Blog Post 0 - Visualization For Peguins Dataset

In this blog post, we are going to create a visualization using the palmer penguins data set. The following tutorial will guide you to create this interesting visualization!

1. Imports

First, we load the packages we may use in this post.

import pandas as pd
import numpy as np
from matplotlib import pyplot as plt
import seaborn as sns

2. Pre-Processing & Data Cleanning

Then, we get the penguin data. We are using the data from palmer_penguins.csv which contains observations of penguin features from various studies. We have 344 penguins, with 17 features each (including some NaNs).

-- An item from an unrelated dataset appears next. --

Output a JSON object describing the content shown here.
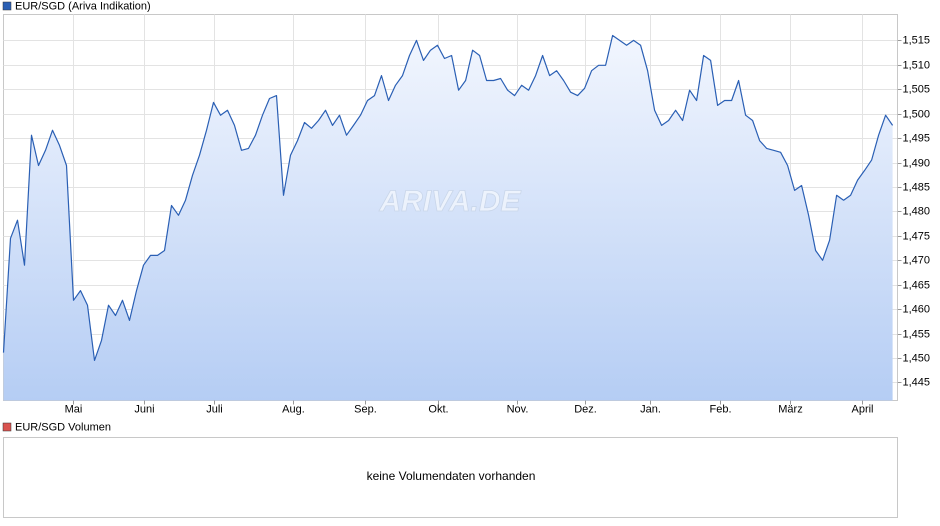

url = 'https://philchodrow.github.io/PIC16A/datasets/palmer_penguins.csv'
penguins = pd.read_csv(url)
#checking first 5 rows of our data  
print(penguins.shape)     
penguins.head()
(344, 17)
studyName Sample Number Species Region Island Stage Individual ID Clutch Completion Date Egg Culmen Length (mm) Culmen Depth (mm) Flipper Length (mm) Body Mass (g) Sex Delta 15 N (o/oo) Delta 13 C (o/oo) Comments
0 PAL0708 1 Adelie Penguin (Pygoscelis adeliae) Anvers Torgersen Adult, 1 Egg Stage N1A1 Yes 11/11/07 39.1 18.7 181.0 3750.0 MALE NaN NaN Not enough blood for isotopes.
1 PAL0708 2 Adelie Penguin (Pygoscelis adeliae) Anvers Torgersen Adult, 1 Egg Stage N1A2 Yes 11/11/07 39.5 17.4 186.0 3800.0 FEMALE 8.94956 -24.69454 NaN
2 PAL0708 3 Adelie Penguin (Pygoscelis adeliae) Anvers Torgersen Adult, 1 Egg Stage N2A1 Yes 11/16/07 40.3 18.0 195.0 3250.0 FEMALE 8.36821 -25.33302 NaN
3 PAL0708 4 Adelie Penguin (Pygoscelis adeliae) Anvers Torgersen Adult, 1 Egg Stage N2A2 Yes 11/16/07 NaN NaN NaN NaN NaN NaN NaN Adult not sampled.
4 PAL0708 5 Adelie Penguin (Pygoscelis adeliae) Anvers Torgersen Adult, 1 Egg Stage N3A1 Yes 11/16/07 36.7 19.3 193.0 3450.0 FEMALE 8.76651 -25.32426 NaN

In this post, we are going to create a visualization using columns “Species”, “Culmen Length (mm)”, “Culmen Depth (mm)”. Thus, we select only these three columns from the penguins data set and we drop the NAs.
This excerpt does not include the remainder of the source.